The hoax itself is deceptively simple. Gaia recruits a German friend whom he presents to Mario as the representative of Westermann Publishers of Vienna. They want to publish a German translation of One Man’s Youth and are willing to pay any price (the agreement is evenually for two hundred thousand crowns), with Gaia taking a “commission” of only five per cent.
The two tricksters are so pleased with themselves that they actually dissolve in laughter during the “negotiations” at a Trieste cafe, but Mario, hopelessly entranced that his work is finally being recognized, conveniently decides to ignore it. The price that he pays as his “dream” slowly evaporates forms the bulk of the novella.

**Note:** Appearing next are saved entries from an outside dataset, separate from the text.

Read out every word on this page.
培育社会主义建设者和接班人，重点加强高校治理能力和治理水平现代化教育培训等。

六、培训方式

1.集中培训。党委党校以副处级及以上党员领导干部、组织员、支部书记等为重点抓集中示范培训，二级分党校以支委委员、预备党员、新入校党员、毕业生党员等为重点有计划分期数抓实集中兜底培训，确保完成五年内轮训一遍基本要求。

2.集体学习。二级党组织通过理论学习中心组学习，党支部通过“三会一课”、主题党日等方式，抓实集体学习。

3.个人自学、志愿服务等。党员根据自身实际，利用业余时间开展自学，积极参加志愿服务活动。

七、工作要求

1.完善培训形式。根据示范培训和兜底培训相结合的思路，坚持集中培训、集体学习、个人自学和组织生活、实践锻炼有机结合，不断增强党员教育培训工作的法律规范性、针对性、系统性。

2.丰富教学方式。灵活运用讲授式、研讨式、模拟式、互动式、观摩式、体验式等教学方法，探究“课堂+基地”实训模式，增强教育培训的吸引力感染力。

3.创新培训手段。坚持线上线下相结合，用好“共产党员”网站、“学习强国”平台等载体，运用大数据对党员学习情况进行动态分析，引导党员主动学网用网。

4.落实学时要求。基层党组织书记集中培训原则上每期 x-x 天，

It is fitting that Mario writes his little fables because that is the best approach to take to A Perfect Hoax. Svevo wrote and self-published his first novel, Una Vita [A Life], to almost universal silence, at the age of 32. His second, Senilita [As a Man Grows Older] was self-published five years later, again at his own expense and again to no notice. Comparing those titles to Mario’s would seem indication enough that Svevo knows exactly whose ego he is mocking with this book.
Svevo’s own dream began to take shape in 1907 when James Joyce became interested in his work and the two formed a lasting friendship. Even then, it was not until 1923 (30 years after Svevo’s first book appeared) that Joyce persuaded his French publishers to produce a translation of what has become Svevo’s best-known work, The Confessions of Zeno. For Svevo, the dream literally did come true and he spent his last years giving talks on his own work. A Perfect Hoax was published in 1929, a safe distance from Svevo’s own uncertain dreaming.
A Perfect Hoax is best taken as a literary curiosity, Svevo’s own confession of where his own lack of humility might have taken him. The Hesperus Press edition that I read features an introduction from author Tim Parks which discloses this bit of history — far from spoiling the novella, I found it essential in supplying some contextual depth since the fictional story here is pretty slim.
I’ve already confessed that Mario attracted my sympathy; Svevo treats him very gently, for entirely understandable reasons. Knowing that the author was baring some of his own dreams only made my sympathy more genuine. A Perfect Hoax isn’t a great work by any means but it offers a very revealing insight to what was going on inside the head of one author, who did eventually succeed rather than falling a victim to a hoax. One can only wonder how many other authors have similar dreams — and might be more likely to share Mario’s experience if some version of Gaia decided to take aim at cruelly exposing their dream.